I'm nobody to compete with Alan Brown. He sure has better credentials then I, however I am surprised at his assessment of the RS2 which I think you'd be hard pressed to find a negative review of.

I just don't think you need to spend $12,000 or even $6000 to get a great projector.

Just punch in the projector your considering and read reviews and forums to get a idea.

And one more thing. What does Alan mean when he says, "but the intra-image contrast, detail, and depth of image simply stunk" (for the RS2)

What kind of gibberish nonsense is that. Intra image contrast, gimmie me a break. Find me a review that said the same.

my 2 cents.


----------



## roryhinds (Sep 1, 2010)

yeah I'm still leaning towards the JVC.

From what I can tell the Samsung can only do 10,000 : 1 contrast on the 800 model and 12,000:1 on the 900 model which compared to the 30,000:1 on the JVC HD100 isn't a good selling point.

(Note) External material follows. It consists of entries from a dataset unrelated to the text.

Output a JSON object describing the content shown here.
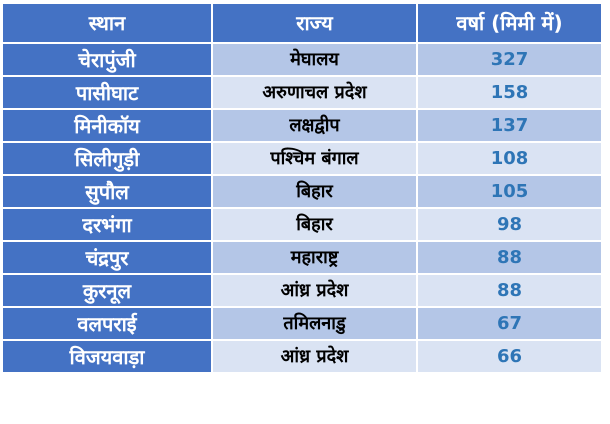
{
  "table": {
    "headers": [
      "स्थान",
      "राज्य",
      "वर्षा (मिमी में)"
    ],
    "rows": [
      {
        "place": "चेरापुंजी",
        "state": "मेघालय",
        "rainfall": "327"
      },
      {
        "place": "पासीघाट",
        "state": "अरुणाचल प्रदेश",
        "rainfall": "158"
      },
      {
        "place": "मिनीकॉय",
        "state": "लक्षद्वीप",
        "rainfall": "137"
      },
      {
        "place": "सिलीगुड़ी",
        "state": "पश्चिम बंगाल",
        "rainfall": "108"
      },
      {
        "place": "सुपौल",
        "state": "बिहार",
        "rainfall": "105"
      },
      {
        "place": "दरभंगा",
        "state": "बिहार",
        "rainfall": "98"
      },
      {
        "place": "चंद्रपुर",
        "state": "महाराष्ट्र",
        "rainfall": "88"
      },
      {
        "place": "कुरनूल",
        "state": "आंध्र प्रदेश",
        "rainfall": "88"
      },
      {
        "place": "वलपराई",
        "state": "तमिलनाडु",
        "rainfall": "67"
      },
      {
        "place": "विजयवाड़ा",
        "state": "आंध्र प्रदेश",
        "rainfall": "66"
      }
    ]
  },
  "colors": {
    "header_bg": "#4472c4",
    "row_dark": "#b4c6e7",
    "row_light": "#dae3f3",
    "value_text": "#2e75b6"
  }
}
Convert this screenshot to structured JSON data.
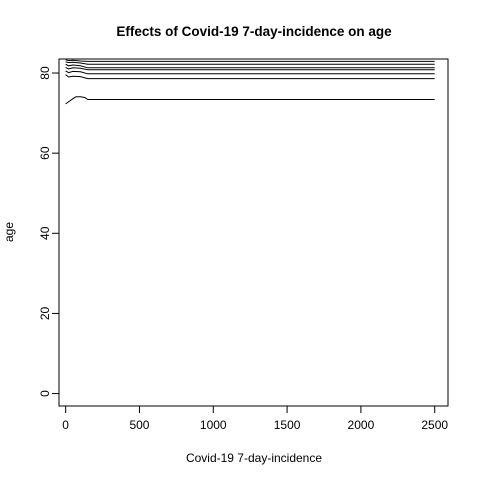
{
  "chart_data": {
    "type": "line",
    "title": "Effects of Covid-19 7-day-incidence on age",
    "xlabel": "Covid-19 7-day-incidence",
    "ylabel": "age",
    "xlim": [
      -45,
      2590
    ],
    "ylim": [
      -3.1,
      83.5
    ],
    "x_ticks": [
      0,
      500,
      1000,
      1500,
      2000,
      2500
    ],
    "y_ticks": [
      0,
      20,
      40,
      60,
      80
    ],
    "grid": false,
    "legend": "none",
    "line_color": "#000000",
    "series": [
      {
        "x": [
          0,
          50,
          70,
          100,
          130,
          150,
          300,
          800,
          1500,
          2500
        ],
        "y": [
          72.3,
          73.6,
          74.1,
          74.1,
          73.9,
          73.4,
          73.4,
          73.4,
          73.4,
          73.4
        ]
      },
      {
        "x": [
          0,
          20,
          50,
          100,
          150,
          300,
          800,
          1500,
          2500
        ],
        "y": [
          79.6,
          79.0,
          79.2,
          79.1,
          78.6,
          78.6,
          78.6,
          78.6,
          78.6
        ]
      },
      {
        "x": [
          0,
          20,
          50,
          100,
          150,
          300,
          800,
          1500,
          2500
        ],
        "y": [
          80.5,
          80.1,
          80.4,
          80.3,
          79.8,
          79.8,
          79.8,
          79.8,
          79.8
        ]
      },
      {
        "x": [
          0,
          20,
          50,
          100,
          150,
          300,
          800,
          1500,
          2500
        ],
        "y": [
          81.4,
          81.0,
          81.3,
          81.2,
          80.8,
          80.8,
          80.8,
          80.8,
          80.8
        ]
      },
      {
        "x": [
          0,
          20,
          50,
          100,
          150,
          300,
          800,
          1500,
          2500
        ],
        "y": [
          82.2,
          81.8,
          82.0,
          81.8,
          81.3,
          81.3,
          81.3,
          81.3,
          81.3
        ]
      },
      {
        "x": [
          0,
          20,
          50,
          100,
          150,
          300,
          800,
          1500,
          2500
        ],
        "y": [
          82.8,
          82.6,
          82.7,
          82.5,
          82.2,
          82.2,
          82.2,
          82.2,
          82.2
        ]
      },
      {
        "x": [
          0,
          20,
          50,
          100,
          150,
          300,
          800,
          1500,
          2500
        ],
        "y": [
          83.3,
          83.1,
          83.2,
          83.0,
          82.9,
          82.9,
          82.9,
          82.9,
          82.9
        ]
      }
    ]
  }
}
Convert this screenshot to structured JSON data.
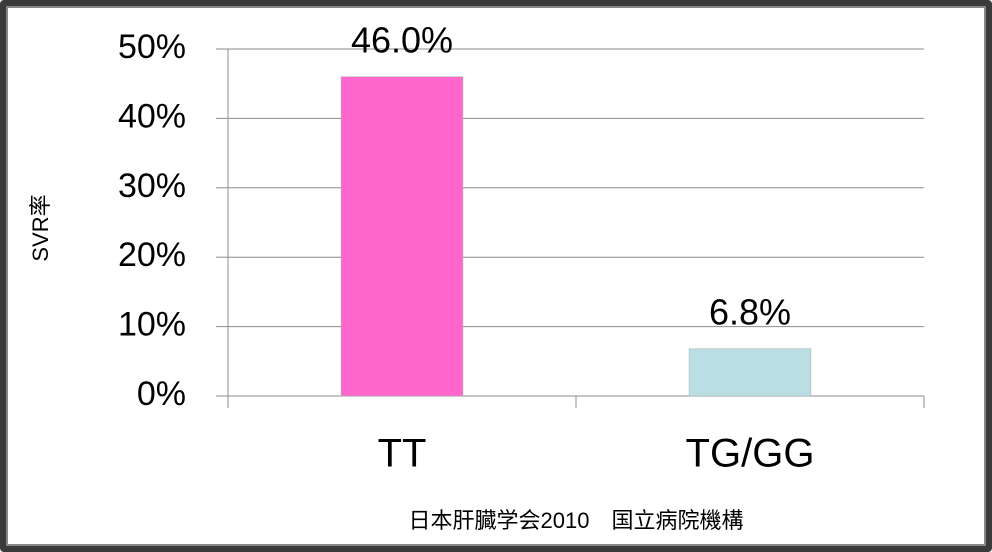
{
  "chart_data": {
    "type": "bar",
    "ylabel": "SVR率",
    "xlabel": "日本肝臓学会2010　国立病院機構",
    "categories": [
      "TT",
      "TG/GG"
    ],
    "values": [
      46.0,
      6.8
    ],
    "value_labels": [
      "46.0%",
      "6.8%"
    ],
    "colors": [
      "#ff66cc",
      "#b9dfe4"
    ],
    "ylim": [
      0,
      50
    ],
    "yticks": [
      {
        "value": 0,
        "label": "0%"
      },
      {
        "value": 10,
        "label": "10%"
      },
      {
        "value": 20,
        "label": "20%"
      },
      {
        "value": 30,
        "label": "30%"
      },
      {
        "value": 40,
        "label": "40%"
      },
      {
        "value": 50,
        "label": "50%"
      }
    ],
    "grid": true
  }
}
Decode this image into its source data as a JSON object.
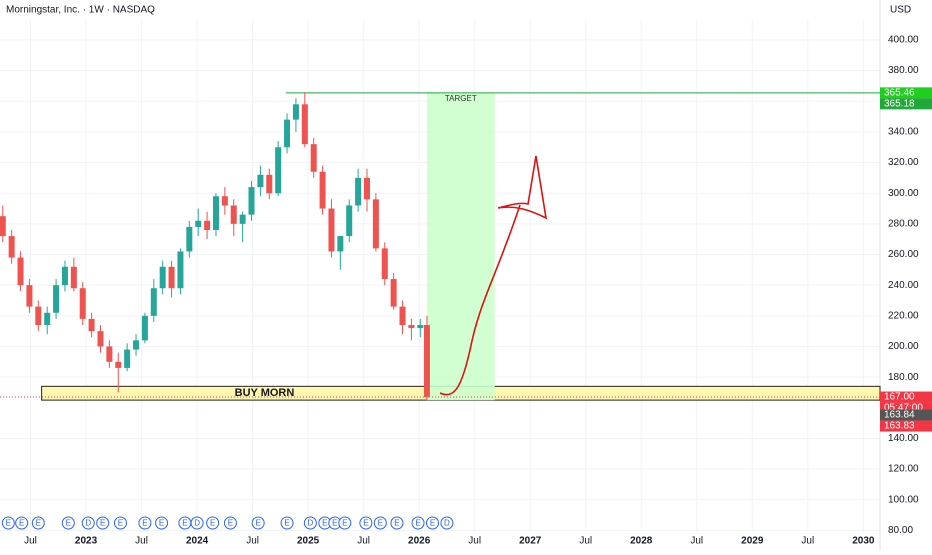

But I'm also flipping between just getting a Plasma as the new Panasonic VT25 has a 5,000,000:1 and does 600Hz and in my room I could always have both a Plasma and Projector by having a screen I can pull down in front of the plasma.

Decisions.. decisions..


----------



## Hagar1 (Sep 18, 2009)

That's what I did. I have a Panasonic LCD 56" and a screen that just drops down in front of it when I want to watch a movie in all its glory.


----------



## roryhinds (Sep 1, 2010)

Hey Graham, what projector screen did you get?


----------



## Hagar1 (Sep 18, 2009)

I got a Da-lite 119" 1.0 gain







[/IMG]

And a calibration I did a month or so ago of my RS2







[/IMG]

I don't have the Klipschorn anymore:unbelievable:

I can post my la scala's and the rest if you want to see my media room.


----------



## roryhinds (Sep 1, 2010)

Thanks Graham, this is really helpful.

My room has no window as its in a basement so I can totally control my lighting... do you think I need a 1.0 gain screen?

Cheers
Rory


----------



## Hagar1 (Sep 18, 2009)

I really hate to give specific advice. I think I would of preferred a 1.1 or 1.2 for the lower power RS2 but my 1.0 works well. 

You might try looking at this site for guidance.

http://www.da-lite.com/dalitehometheater/products/selecting.php


----------